Le spécifique et le collectif, le général et le singulier, le pluriel et l’altérité sont ce qui fait chaque identité. Et chaque identité est un mouvement. « Résonance générale » pour entendre le sujet comme un rythme, une relation, une pensée du mouvement. Un premier numéro avec la pensée du rythme de Meschonnic, et prenant pour point de départ son « Manifeste pour un parti du rythme », est une première manière de penser et de faire lire ce qui nous rassemble : répondre « Manifeste pour un parti du rythme », répondre transitivement un certain nombre de problèmes, une série de problèmes dont les raisons s’enchaînent et montrent la solidarité de leur valeur, de questions ouvertes sur le poème, le langage, la vie dans le langage.
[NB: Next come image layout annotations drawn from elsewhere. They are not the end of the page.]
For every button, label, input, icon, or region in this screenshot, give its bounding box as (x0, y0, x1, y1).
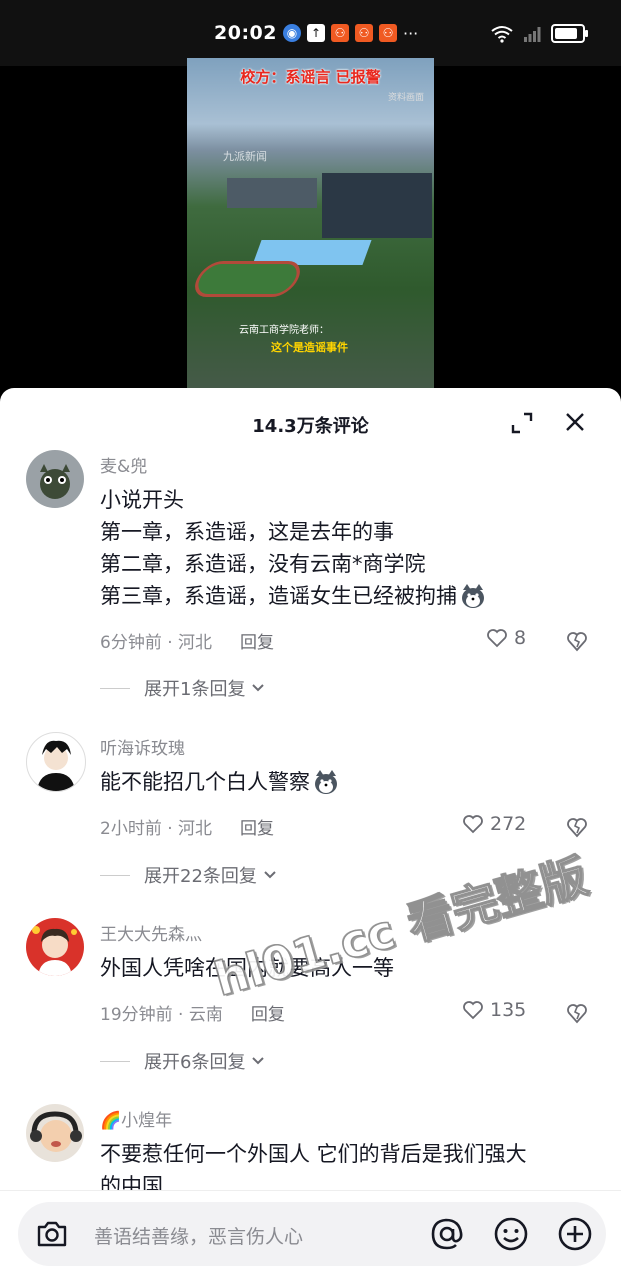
camera-icon[interactable] (34, 1216, 70, 1252)
video-logo: 九派新闻 (223, 150, 267, 163)
video-headline: 校方：系谣言 已报警 (240, 68, 381, 86)
comment-line: 第三章，系造谣，造谣女生已经被拘捕 (100, 584, 457, 608)
app-notification-icon: ⚇ (378, 24, 397, 42)
app-notification-icon: ⚇ (330, 24, 349, 42)
comment-time-location: 2小时前 · 河北 (100, 819, 213, 839)
comment-line: 能不能招几个白人警察 (100, 770, 310, 794)
comment-text: 能不能招几个白人警察 (100, 766, 590, 798)
chevron-down-icon (252, 684, 265, 692)
comment-line: 小说开头 (100, 488, 184, 512)
comment-sheet: 14.3万条评论 麦&兜 小说开头 第一章，系造谣，这是去年的事 第二章，系造谣… (0, 388, 621, 1280)
like-button[interactable]: 135 (462, 999, 526, 1021)
dog-emoji-icon (462, 584, 484, 608)
more-notifications: ··· (402, 23, 419, 43)
comment-line: 不要惹任何一个外国人 它们的背后是我们强大 (100, 1142, 527, 1166)
like-count: 135 (490, 999, 527, 1021)
wifi-icon (491, 25, 513, 43)
comment-line: 第一章，系造谣，这是去年的事 (100, 520, 394, 544)
emoji-icon[interactable] (492, 1215, 530, 1253)
video-caption-line1: 云南工商学院老师： (239, 325, 329, 336)
comment-author[interactable]: 听海诉玫瑰 (100, 734, 185, 759)
video-player[interactable]: 校方：系谣言 已报警 资料画面 九派新闻 云南工商学院老师： 这个是造谣事件 (187, 58, 434, 388)
like-count: 272 (490, 813, 527, 835)
avatar[interactable] (26, 1104, 84, 1162)
avatar[interactable] (26, 918, 84, 976)
heart-icon (463, 815, 483, 834)
expand-replies-label: 展开6条回复 (144, 1052, 246, 1073)
reply-button[interactable]: 回复 (251, 1000, 285, 1025)
comment-author[interactable]: 🌈小煌年 (100, 1106, 172, 1131)
comment-time-location: 6分钟前 · 河北 (100, 633, 213, 653)
upload-icon: ↑ (306, 24, 325, 42)
like-button[interactable]: 8 (486, 627, 526, 649)
close-icon[interactable] (563, 410, 587, 434)
heart-icon (487, 629, 507, 648)
chevron-down-icon (252, 1057, 265, 1065)
fullscreen-icon[interactable] (511, 412, 533, 434)
video-field (188, 261, 307, 297)
divider (100, 687, 130, 689)
comment-text: 小说开头 第一章，系造谣，这是去年的事 第二章，系造谣，没有云南*商学院 第三章… (100, 484, 590, 612)
reply-button[interactable]: 回复 (240, 628, 274, 653)
expand-replies-label: 展开1条回复 (144, 679, 246, 700)
plus-icon[interactable] (556, 1215, 594, 1253)
comment-meta: 2小时前 · 河北 回复 (100, 814, 274, 839)
mention-icon[interactable] (428, 1215, 466, 1253)
comment-author[interactable]: 王大大先森灬 (100, 920, 202, 945)
video-building (322, 173, 432, 238)
comment-time-location: 19分钟前 · 云南 (100, 1005, 223, 1025)
video-caption-line2: 这个是造谣事件 (271, 341, 348, 354)
broken-heart-icon[interactable] (566, 816, 588, 838)
app-globe-icon: ◉ (282, 24, 301, 42)
battery-icon (551, 24, 588, 43)
app-notification-icon: ⚇ (354, 24, 373, 42)
comment-input[interactable]: 善语结善缘，恶言伤人心 (94, 1222, 303, 1249)
expand-replies-button[interactable]: 展开6条回复 (100, 1048, 265, 1074)
reply-button[interactable]: 回复 (240, 814, 274, 839)
comment-meta: 6分钟前 · 河北 回复 (100, 628, 274, 653)
heart-icon (463, 1001, 483, 1020)
comment-author[interactable]: 麦&兜 (100, 452, 147, 477)
video-source-tag: 资料画面 (387, 93, 424, 103)
comment-line-with-emoji: 第三章，系造谣，造谣女生已经被拘捕 (100, 580, 590, 612)
avatar[interactable] (26, 732, 86, 792)
broken-heart-icon[interactable] (566, 630, 588, 652)
expand-replies-button[interactable]: 展开22条回复 (100, 862, 277, 888)
status-bar: 20:02 ◉ ↑ ⚇ ⚇ ⚇ ··· (0, 0, 621, 66)
clock: 20:02 (214, 22, 277, 44)
comment-line: 第二章，系造谣，没有云南*商学院 (100, 552, 426, 576)
avatar[interactable] (26, 450, 84, 508)
like-count: 8 (514, 627, 527, 649)
comment-line-with-emoji: 能不能招几个白人警察 (100, 766, 590, 798)
broken-heart-icon[interactable] (566, 1002, 588, 1024)
chevron-down-icon (264, 871, 276, 879)
comment-meta: 19分钟前 · 云南 回复 (100, 1000, 285, 1025)
like-button[interactable]: 272 (462, 813, 526, 835)
divider (100, 874, 130, 876)
comment-input-bar[interactable]: 善语结善缘，恶言伤人心 (18, 1202, 606, 1266)
video-building (227, 178, 317, 208)
dog-emoji-icon (315, 770, 337, 794)
signal-icon (524, 26, 541, 42)
divider (100, 1060, 130, 1062)
expand-replies-button[interactable]: 展开1条回复 (100, 675, 265, 701)
expand-replies-label: 展开22条回复 (144, 866, 257, 887)
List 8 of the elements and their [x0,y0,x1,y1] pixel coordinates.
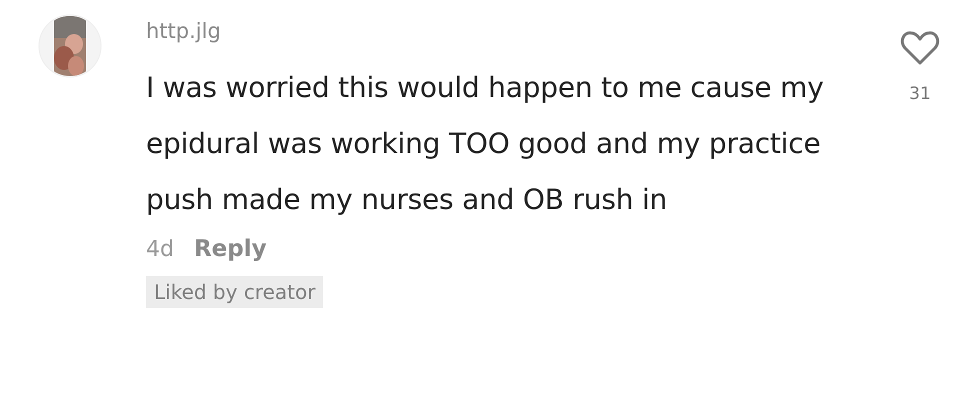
reply-link[interactable]: Reply [194,236,267,262]
comment-age: 4d [146,237,174,262]
heart-icon[interactable] [900,30,940,66]
username[interactable]: http.jlg [146,14,221,48]
user-avatar[interactable] [38,14,102,78]
like-count: 31 [909,84,931,104]
comment-text: I was worried this would happen to me cause my epidural was working TOO good and my practice push made my nurses and OB rush in [146,70,825,218]
liked-by-creator-label: Liked by creator [146,276,324,308]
Et qui dit poème dit œuvre de langage, rythme, et pas seulement, et même parfois pas du tout, poésie (en vers ou prose). C’est aussi à une critique de la poésie, des académismes sous ce mot, des définitions convenues de cénacles qui ne supportent ni ne résistent aux poèmes eux-mêmes, que nous travaillons. Et ceci, sans le vouloir, en le vivant et écrivant simplement : dans les poèmes, par les poèmes. Les manifestes indirects d’une vie et d’une poésie directes.

Une « résonance générale », donc.

Raisonner en résonant, raisonner nos résonances, dans et par elles.

Nous « opérons »…

 

… nous manifestons une première résonance générale

 

Et le problème poétique majeur, aujourd’hui comme toujours, n’est pas la poésie, mais le poème.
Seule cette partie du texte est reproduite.